I have a particular personal project, which I've told just a few people about. It is very experimental, and basically has to do with creating a new type of online discussion, that fixes a number of problems I've noticed with discussion boards, usenet, and blog discussions.

I've decided to do this in Ruby on Rails, which is a web application framework that has become very popular lately. This is actually my second attempt at this. My first was fairly successful technically, but proved that some of my ideas about my project were invalid. I believe I've fixed the conceptual problems, so I'm redoing the project.

Ruby on Rails is so well liked because it makes everything simple. Whereas in previous web frameworks, only 10% of your effort went to critical code, the rest going to supporting code. With Ruby on Rails, there is pretty much only critical code. However, I find that still only 10% of my effort if going to writing critical code, with the rest of my time going to understanding the framework, due to strange problems I have.

I believe I have some fundamental misunderstandings about how Ruby on Rails does things. For instance, I was surprised to learn that you can have multiple different objects that represent the same thing! The following code returns false.


a = Foo.find(id)
b = Foo.find(id)
a.equal? b

In this example, we load two objects by the same id, and compare to see if they are the same object. They are not.

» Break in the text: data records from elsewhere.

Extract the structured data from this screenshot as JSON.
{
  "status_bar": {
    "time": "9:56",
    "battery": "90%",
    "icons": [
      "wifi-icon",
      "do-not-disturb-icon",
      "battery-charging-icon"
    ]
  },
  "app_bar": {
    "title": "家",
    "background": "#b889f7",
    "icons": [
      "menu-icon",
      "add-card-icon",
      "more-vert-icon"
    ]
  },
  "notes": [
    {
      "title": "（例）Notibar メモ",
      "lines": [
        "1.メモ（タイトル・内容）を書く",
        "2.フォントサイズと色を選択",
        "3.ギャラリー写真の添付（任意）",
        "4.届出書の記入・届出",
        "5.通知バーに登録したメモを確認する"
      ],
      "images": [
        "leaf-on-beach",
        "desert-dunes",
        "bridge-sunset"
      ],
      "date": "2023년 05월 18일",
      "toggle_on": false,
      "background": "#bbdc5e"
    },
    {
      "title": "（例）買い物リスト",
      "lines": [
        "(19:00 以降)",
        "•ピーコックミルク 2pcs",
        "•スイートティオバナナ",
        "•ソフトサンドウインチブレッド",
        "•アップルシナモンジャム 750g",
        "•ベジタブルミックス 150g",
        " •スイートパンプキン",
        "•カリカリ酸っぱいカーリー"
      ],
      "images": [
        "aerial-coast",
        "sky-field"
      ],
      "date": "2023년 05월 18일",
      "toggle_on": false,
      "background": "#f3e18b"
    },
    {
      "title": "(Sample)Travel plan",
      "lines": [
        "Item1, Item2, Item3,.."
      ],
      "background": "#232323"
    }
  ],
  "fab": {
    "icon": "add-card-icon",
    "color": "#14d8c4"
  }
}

This amazes me. If you are in a transaction, and change the state of an object, the same object referred to through some other path will not reflect that change. This could cause endless confusion, but I suppose there is some way you have to program so that this problem would never reveal itself.

A similar problem is one where a change to one object causes a change to another object. So if every call to an instance method of a database object (model instance, in Rails parlance), Foo.doSomething causes some data in a linked object of type Bar to change, then how do I write the code so that this happens? If I change the instance of Bar on Foo.doSomething, then I have to keep that instance as an instance variable on Foo, until I save. Alternatively, I could override the save method, and make the change there, if necessary. However, in either case I have to override save so that the depended instance of Bar is saved as well. This doesn't work, throwing an error about the number of arguments to save.

Also, why do I have to save? And why do I have to specify transactions manually? Why can't everything in one web request be a single transaction, and all modified objects automatically saved?

I guess I really haven't "gotten" Rails yet. Although perhaps there is nothing to get, and it really is only suitable for the most simplistic applications.